Une responsabilité collective, des leviers concrets
Réhabiliter la lecture et l'écriture en langues africaines ne dépend pas seulement des États, même si leur rôle est central. Les politiques éducatives, les décisions d'allocation budgétaire aux éditeurs locaux, les choix curriculaires dans les universités : toutes ces décisions façonnent les conditions dans lesquelles les langues africaines peuvent ou non se développer comme langues du savoir. Les États qui ont accordé à leurs langues nationales un statut officiel fort comme la Tanzanie avec le Swahili, l'Éthiopie avec l'amharique, ou le Rwanda avec le Kinyarwanda ont montré que le choix politique crée des conditions durables de vitalité linguistique.
Mais la responsabilité est aussi celle des familles, des médias, des universités et des créateurs de contenus. Encourager un enfant à lire un conte en Kirundi, publier un journal local en Mooré, traduire des œuvres scientifiques en Swahili, produire des podcasts en Lingala ou développer des applications numériques en Haoussa : chacune de ces actions, modeste en apparence, participe à la construction d'un écosystème où les langues africaines existent aussi dans l'écrit et le numérique. Sur TikTok, YouTube et Facebook, une nouvelle génération de créateurs africains produit déjà des contenus dans leurs langues maternelles, montrant que la vitalité est là, dès lors qu'on lui en donne les moyens.

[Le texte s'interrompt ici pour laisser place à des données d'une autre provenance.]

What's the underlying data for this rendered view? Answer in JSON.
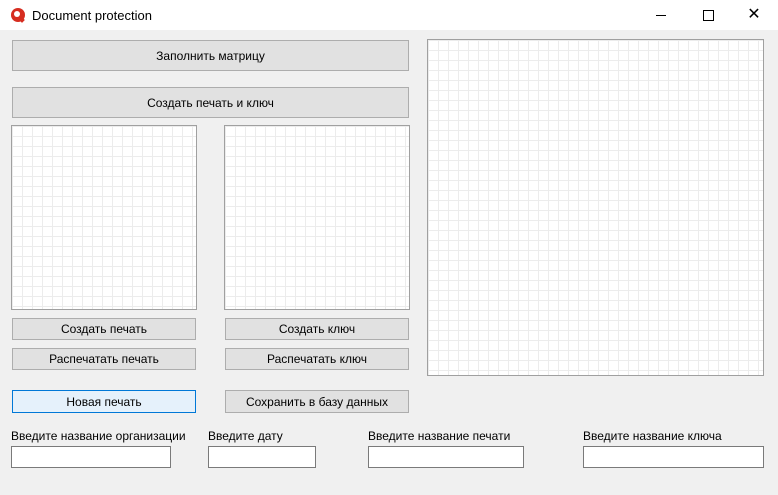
{
  "window": {
    "title": "Document protection",
    "app_icon": "app-logo-icon",
    "controls": [
      "minimize-icon",
      "maximize-icon",
      "close-icon"
    ]
  },
  "buttons": {
    "fill_matrix": "Заполнить матрицу",
    "create_seal_and_key": "Создать печать и ключ",
    "create_seal": "Создать печать",
    "create_key": "Создать ключ",
    "print_seal": "Распечатать печать",
    "print_key": "Распечатать ключ",
    "new_seal": "Новая печать",
    "save_to_db": "Сохранить в базу данных"
  },
  "fields": {
    "organization_label": "Введите название организации",
    "organization_value": "",
    "date_label": "Введите дату",
    "date_value": "",
    "seal_name_label": "Введите название печати",
    "seal_name_value": "",
    "key_name_label": "Введите название ключа",
    "key_name_value": ""
  },
  "colors": {
    "focus_border": "#0078d7",
    "app_icon": "#d62d20"
  }
}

Le numérique ouvre ici des possibilités inédites. Des projets comme Masakhane communauté panafricaine de recherche en traitement automatique des langues ou la startup sud-africaine Lelapa AI développent des outils d'intelligence artificielle capables de lire, traduire et générer du texte en langues africaines. Ces technologies ne remplaceront pas les politiques éducatives, mais elles peuvent considérablement abaisser le coût de production de contenus en langues locales, et ainsi accélérer la transition que le continent a trop longtemps différée.
Conclusion
Écrire en français n'est donc pas une capitulation. C'est souvent une nécessité historique, académique ou professionnelle que des millions d'Africains assument chaque jour avec talent et légitimité. Mais négliger durablement la lecture et l'écriture en langues africaines constitue bel et bien une faiblesse culturelle, éducative et politique que le continent ne peut plus ignorer sans en payer le prix.

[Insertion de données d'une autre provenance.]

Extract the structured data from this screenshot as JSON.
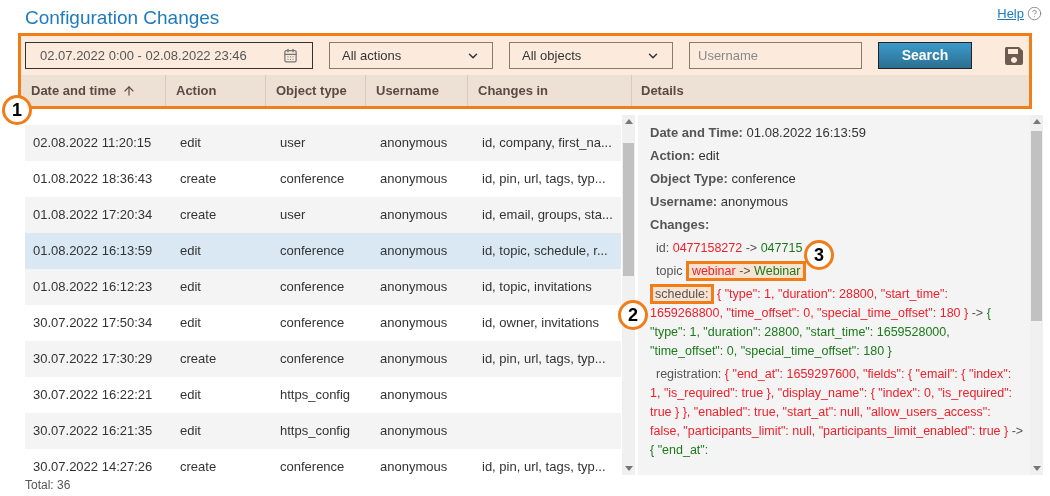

Ce prix se mesure en termes de transmission : une génération qui ne lit jamais dans sa langue maternelle reçoit un héritage tronqué. Il se mesure en termes de souveraineté intellectuelle : un continent qui produit son savoir exclusivement dans les langues d'autres ne contrôle pas entièrement les cadres dans lesquels il pense. Il se mesure enfin en termes de diversité : comme le rappelait Ngũgĩ Wa Thiong'o, chaque langue qui cesse d'être écrite emporte avec elle une façon unique d'habiter le monde.
L'urgence n'est pas de choisir entre le français et le kirundi, entre l'anglais et le yoruba. L'urgence est de cesser de considérer ce choix comme inévitable, et de construire, pierre par pierre, les conditions dans lesquelles les langues africaines peuvent enfin prendre toute leur place dans les espaces du savoir, de la création et de la transmission.
Références bibliographiques
ADEA (Association pour le développement de l'éducation en Afrique). Langues africaines et éducation. Rapports thématiques, diverses années.
Africa Storybook Project. africastorybook.org, consulté en 2024.
Cheikh Anta Diop. Les fondements économiques et culturels d'un État fédéral d'Afrique noire. Présence Africaine, s.d.
Ngũgĩ wa Thiong'o. Decolonising the Mind: The Politics of Language in African Literature. James Currey, 1986.
UNESCO. Atlas of the World's Languages in Danger. 5e éd., 2022.
UNESCO. L'éducation en Afrique subsaharienne : vers une éducation de qualité pour tous. 2022.
Worldreader. worldreader.org, consulté en 2024.